The stages were not being broadcast on cable TV except as short condensations more than a day later, making them a lot like stale bread or, ahem, old civil complaints. So I signed up for NBC’s streaming service Peacock Plus at $10 a month. And it’s great, no commercials, full international feed of the race.

Now this example may seem like a stretch but it’s related. We beat the NY Times and the Post and just about everybody else last week in publishing CNS reporter Kelsey Reichmann’s story on the Supreme Court decision against using race in college admissions. But in researching Google on who published when, Courthouse News did not show up.

Our tech consultant said we needed to ask, beseech, the boss of the internet, to be placed within the Google News App, so that Google can sell ads using our content. We did that and now our scoops can be seen and measured as opposed to our stories disappearing into an internet black hole. The consultant added, “Important: Google will still dictate what gets shown (and to who). Happy 4th.”

Dictate is the operative word. Gannett recently filed an antitrust action against Google saying it has a monopoly on the ad market, and, as I said when I saw the suit, “They’re right.”

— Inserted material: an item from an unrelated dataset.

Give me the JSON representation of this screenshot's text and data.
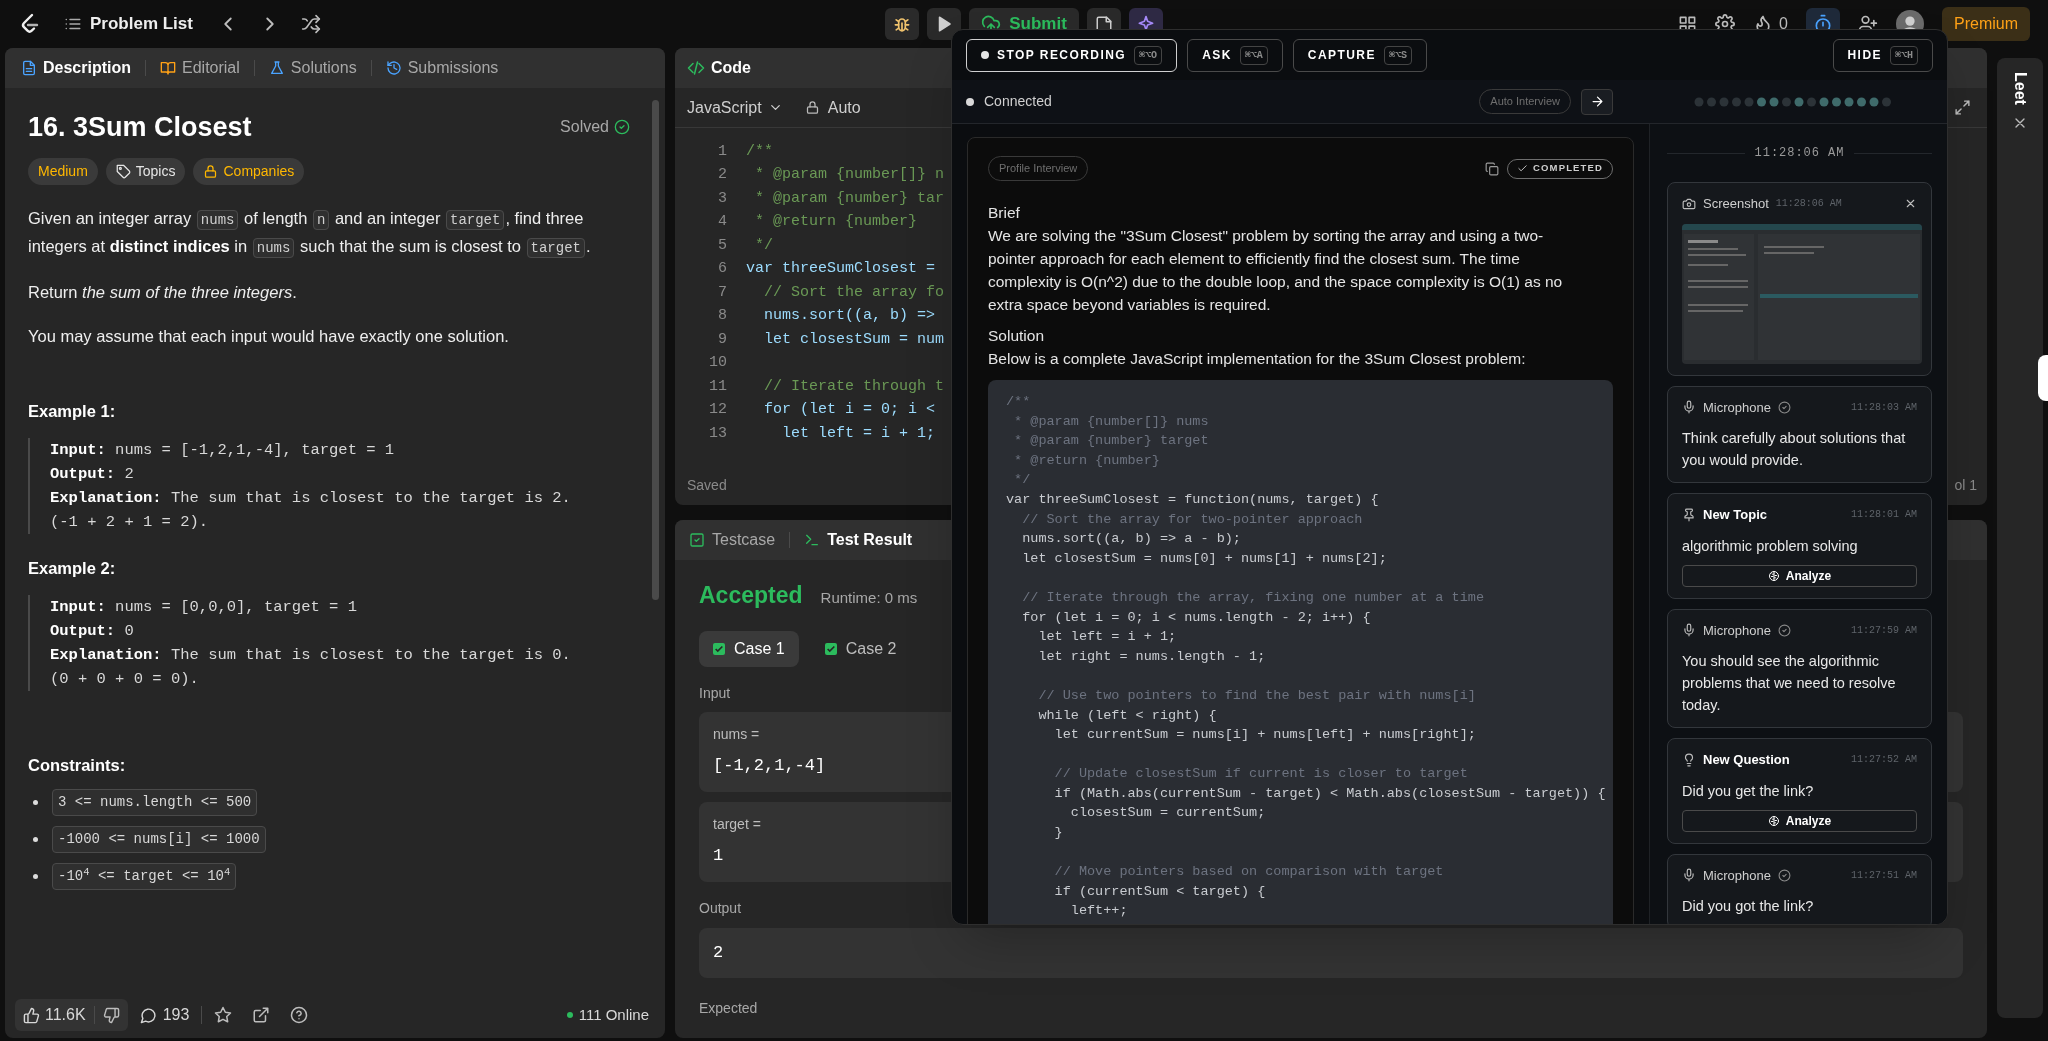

And last little thing, a beep. I drove back to Pasadena from an eye appointment at Scripps in La Jolla last week. Cruising along State Route 73 through Orange County, I heard my transponder beep. I was of course paying for the unencumbered road. Then I hit the public Interstate 405, and my speed dropped from 75 to 10 (It was a dumb way to get to Pasadena, I should have listened to the Apple lady).

My point here is a simple and obvious one. The forces that have taken over the course of our lives — and that have in many ways made them more comfortable and better — are also dividing us into have nots who live hard, at times dystopia-hard, and the haves who pay for music, streaming television, an open road and even the ability to be heard.